10-24-2012 04:28 PM
I need an understanding of the usage of Weight statement.
Background - I had to build a logistic regression response model on rare event data with event rate as low as 0.008%. I increased the event rate to 3% by creating two separate datasets through oversampling (increasing the number of events) and undersampling(decreasing the number of non-events). It is believed that the model equation obtained after such sampling has a change only in the intercept term, however, the coefficients remain the same. To make an adjustment, weights are used. Suppose, I would have sampled (1/10)th of the non event group then I would have taken the weight for the event group as
1 and that for the non event group as 10. To have a correction in the intercept term, I use the weight statement in proc logistic. But the problem starts from there. The concordance falls from 70% in the non-adjusted model to 20% in the weight adjusted model (when I use the weight statement). I didn't use the weight statement in any proc during my analysis before building the model but I used only at the time of getting the final model output to get the correct intercept.
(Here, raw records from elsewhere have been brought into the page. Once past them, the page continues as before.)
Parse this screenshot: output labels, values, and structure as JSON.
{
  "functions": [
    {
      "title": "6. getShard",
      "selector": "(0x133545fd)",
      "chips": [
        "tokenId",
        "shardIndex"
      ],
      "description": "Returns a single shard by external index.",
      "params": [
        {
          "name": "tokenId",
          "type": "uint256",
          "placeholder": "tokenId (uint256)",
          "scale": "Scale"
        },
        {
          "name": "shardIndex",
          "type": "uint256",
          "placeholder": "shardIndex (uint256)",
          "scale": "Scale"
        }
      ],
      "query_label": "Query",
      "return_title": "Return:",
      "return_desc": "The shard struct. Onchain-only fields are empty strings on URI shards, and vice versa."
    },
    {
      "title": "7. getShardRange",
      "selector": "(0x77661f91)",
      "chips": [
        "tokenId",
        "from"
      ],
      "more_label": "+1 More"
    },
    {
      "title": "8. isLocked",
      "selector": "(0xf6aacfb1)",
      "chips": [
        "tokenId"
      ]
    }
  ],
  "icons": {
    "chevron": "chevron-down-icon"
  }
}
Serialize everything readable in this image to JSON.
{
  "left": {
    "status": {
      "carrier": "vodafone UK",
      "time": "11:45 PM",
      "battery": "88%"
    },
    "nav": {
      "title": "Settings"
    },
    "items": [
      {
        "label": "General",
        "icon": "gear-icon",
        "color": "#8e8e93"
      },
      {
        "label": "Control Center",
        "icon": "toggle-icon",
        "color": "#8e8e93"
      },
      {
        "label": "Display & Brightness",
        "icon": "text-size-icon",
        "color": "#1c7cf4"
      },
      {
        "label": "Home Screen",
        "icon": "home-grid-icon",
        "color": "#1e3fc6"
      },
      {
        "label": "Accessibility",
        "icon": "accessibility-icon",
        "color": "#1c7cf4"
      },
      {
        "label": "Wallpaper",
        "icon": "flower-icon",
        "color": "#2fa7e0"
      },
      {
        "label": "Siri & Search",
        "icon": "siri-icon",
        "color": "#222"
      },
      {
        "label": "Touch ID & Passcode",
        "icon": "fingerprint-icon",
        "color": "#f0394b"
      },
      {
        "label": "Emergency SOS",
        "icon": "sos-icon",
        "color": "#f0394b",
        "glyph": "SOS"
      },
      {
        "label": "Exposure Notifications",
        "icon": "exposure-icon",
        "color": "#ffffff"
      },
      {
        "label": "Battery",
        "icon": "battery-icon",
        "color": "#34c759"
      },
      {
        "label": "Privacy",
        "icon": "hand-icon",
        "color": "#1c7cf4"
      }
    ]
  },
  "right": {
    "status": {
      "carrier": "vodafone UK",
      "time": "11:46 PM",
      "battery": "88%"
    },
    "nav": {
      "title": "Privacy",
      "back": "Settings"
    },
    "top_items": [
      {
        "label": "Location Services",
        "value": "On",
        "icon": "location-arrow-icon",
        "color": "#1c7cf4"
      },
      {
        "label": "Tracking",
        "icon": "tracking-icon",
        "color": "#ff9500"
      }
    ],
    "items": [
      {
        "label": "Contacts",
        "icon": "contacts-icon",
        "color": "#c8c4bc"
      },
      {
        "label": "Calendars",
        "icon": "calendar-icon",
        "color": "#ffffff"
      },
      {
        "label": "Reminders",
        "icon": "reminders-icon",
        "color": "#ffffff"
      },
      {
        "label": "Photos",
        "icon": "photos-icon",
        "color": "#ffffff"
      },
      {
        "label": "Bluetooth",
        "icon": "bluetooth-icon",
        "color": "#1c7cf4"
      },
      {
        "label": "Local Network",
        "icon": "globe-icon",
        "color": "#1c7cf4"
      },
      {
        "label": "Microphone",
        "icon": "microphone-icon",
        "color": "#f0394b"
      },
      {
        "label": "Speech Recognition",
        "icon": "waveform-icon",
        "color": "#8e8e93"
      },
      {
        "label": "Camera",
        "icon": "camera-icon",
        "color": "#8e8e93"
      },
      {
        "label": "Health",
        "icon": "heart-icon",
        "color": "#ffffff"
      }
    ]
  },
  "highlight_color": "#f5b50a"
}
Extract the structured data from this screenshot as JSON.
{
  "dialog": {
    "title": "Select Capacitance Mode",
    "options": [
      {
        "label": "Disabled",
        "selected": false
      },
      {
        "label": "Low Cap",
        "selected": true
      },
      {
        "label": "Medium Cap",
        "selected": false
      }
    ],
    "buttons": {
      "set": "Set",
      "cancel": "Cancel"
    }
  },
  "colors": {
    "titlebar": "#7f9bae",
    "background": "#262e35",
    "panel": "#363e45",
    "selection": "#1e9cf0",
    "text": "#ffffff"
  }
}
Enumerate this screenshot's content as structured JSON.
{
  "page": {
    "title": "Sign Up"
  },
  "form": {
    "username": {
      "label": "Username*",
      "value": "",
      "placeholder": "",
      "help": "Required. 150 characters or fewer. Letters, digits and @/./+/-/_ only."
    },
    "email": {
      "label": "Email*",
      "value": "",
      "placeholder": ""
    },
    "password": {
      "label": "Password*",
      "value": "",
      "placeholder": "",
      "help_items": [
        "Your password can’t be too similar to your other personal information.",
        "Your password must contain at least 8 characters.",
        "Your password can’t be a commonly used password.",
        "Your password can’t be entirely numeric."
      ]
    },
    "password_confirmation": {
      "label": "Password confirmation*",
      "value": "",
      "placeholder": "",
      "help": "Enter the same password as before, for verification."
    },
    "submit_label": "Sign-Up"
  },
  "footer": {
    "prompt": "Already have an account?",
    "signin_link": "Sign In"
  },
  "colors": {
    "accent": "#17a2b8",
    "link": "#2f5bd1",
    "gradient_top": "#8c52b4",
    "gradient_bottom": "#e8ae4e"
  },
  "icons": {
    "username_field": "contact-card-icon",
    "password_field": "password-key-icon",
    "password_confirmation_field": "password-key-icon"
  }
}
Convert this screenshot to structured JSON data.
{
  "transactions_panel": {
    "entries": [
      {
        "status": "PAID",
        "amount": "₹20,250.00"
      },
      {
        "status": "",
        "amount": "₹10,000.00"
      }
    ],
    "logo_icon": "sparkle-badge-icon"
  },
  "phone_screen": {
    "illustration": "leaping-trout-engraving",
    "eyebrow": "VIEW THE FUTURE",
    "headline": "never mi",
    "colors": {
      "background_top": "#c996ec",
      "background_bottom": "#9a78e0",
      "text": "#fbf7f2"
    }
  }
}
Is it because I never used the weight statement in bivariate profiling (proc freq, proc summary, proc univariate, etc) ever and created variable transformations, made indicator variables, etc depending upon my bivariate analysis, I am getting a model with abysmally low concordance with the weight statement?
If yes, then my question is - if I had used the weight statement in my initial steps of analysis then each step would've tried replicating the event rate of the original dataset (which was 0.008%) and if that is what I wanted to do then there was no need of oversampling or undersampling. Or, am I missing something here?
Please help me solve this conundrum..I need to know how exactly the weight statement works? and why is my concordance falling to such a low value?